Nous voyons bien que les mesures vont débouler en pleine angoisse de la société face aux menaces sur le pouvoir d’achat. On va donc remiser les avancées qui gênent, faisant croire aux gens que c’est pour leur bien. Et certainement oublier la taxe carbone, le plus puissant des leviers fiscaux susceptibles de limiter les émissions de gaz carbonique de l’économie. On tentera quand même de placer quelques bouts de taxes par-ci, par-là, mais rien n’indique que les députés les laisseront passer.
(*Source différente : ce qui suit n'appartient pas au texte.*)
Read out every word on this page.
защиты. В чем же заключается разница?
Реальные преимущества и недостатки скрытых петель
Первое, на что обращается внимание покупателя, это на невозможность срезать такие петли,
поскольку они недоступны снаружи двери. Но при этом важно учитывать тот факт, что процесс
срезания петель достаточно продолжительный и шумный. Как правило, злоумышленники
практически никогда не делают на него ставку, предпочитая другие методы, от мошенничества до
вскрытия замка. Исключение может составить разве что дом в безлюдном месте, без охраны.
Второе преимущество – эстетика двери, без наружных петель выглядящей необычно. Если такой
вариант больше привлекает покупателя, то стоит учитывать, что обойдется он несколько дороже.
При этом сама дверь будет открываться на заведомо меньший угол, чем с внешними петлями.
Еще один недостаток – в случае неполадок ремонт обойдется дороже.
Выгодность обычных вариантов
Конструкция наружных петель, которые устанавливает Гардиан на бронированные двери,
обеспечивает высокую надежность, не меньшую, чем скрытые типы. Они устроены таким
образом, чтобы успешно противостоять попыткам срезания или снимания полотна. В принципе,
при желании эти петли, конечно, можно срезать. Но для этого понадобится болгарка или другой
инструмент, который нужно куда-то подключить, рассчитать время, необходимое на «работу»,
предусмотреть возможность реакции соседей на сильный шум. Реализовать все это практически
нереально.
Il suffit de voir comment la droite conteste le bonus-malus automobile, qui a pourtant montré sa pertinence, et comment Bercy a fait croire que c’était une taxe. On en restera donc à des mesurettes anecdotiques.

Nicolas Sarkozy, il y a huit jours à Toulon, a pourtant juré que l’on fera « tout le Grenelle », malgré la crise…

Je crois qu’il faudra réécouter son beau discours de clôture du Grenelle, l’an dernier, avec les mêmes écouteurs qui nous ont servi à décrypter sa charge « de gauche » contre les responsables de la crise financière, à New York la semaine dernière. Il serait plus crédible si, dans la foulée, il n’allait sabler le champagne avec ses amis enrichis par la spéculation ! Le système Sarkozy, par les liens personnels qu’il entretient avec l’industrie et les lobbies, est incompatible avec l’écologie.

Le Grenelle va quand même tenter de poursuivre sa route. Quelle sera votre position ?

Ce n’est pas mon écologie à moi, c’est bien clair. Mais je pousserai de toutes mes forces pour gratter ce qui pourra être gratté. Je suis sceptique mais pas sectaire.


Le rassemblement des écologistes derrière Dany Cohn-Bendit pour les européennes de 2009 est-il une bonne réponse à la demande d’écologie politique de la société ?

Ce regroupement est un peu le bébé du processus de Grenelle, une conséquence pratique devant la preuve, par les faits réels, de l’incompatibilité de l’écologie avec le système Sarkozy. Qui, après avoir semé le désordre au Front national, au parti socialiste, au centre, etc., espérait faire de même avec les Verts. Cette grande alliance écologiste qui se dessine entre les politiques et les associatifs, c’est un dégât collatéral pour Sarkozy et un très grand espoir pour tous.

Avez-vous été sollicitée pour participer à ce rassemblement ?

Oui, mais je ne souhaite pas apparaître en première ligne. Je suis en revanche disponible pour travailler aux propositions d’un programme ambitieux, de gauche, mais plus loin, même, au-delà des affichages traditionnels droite-gauche.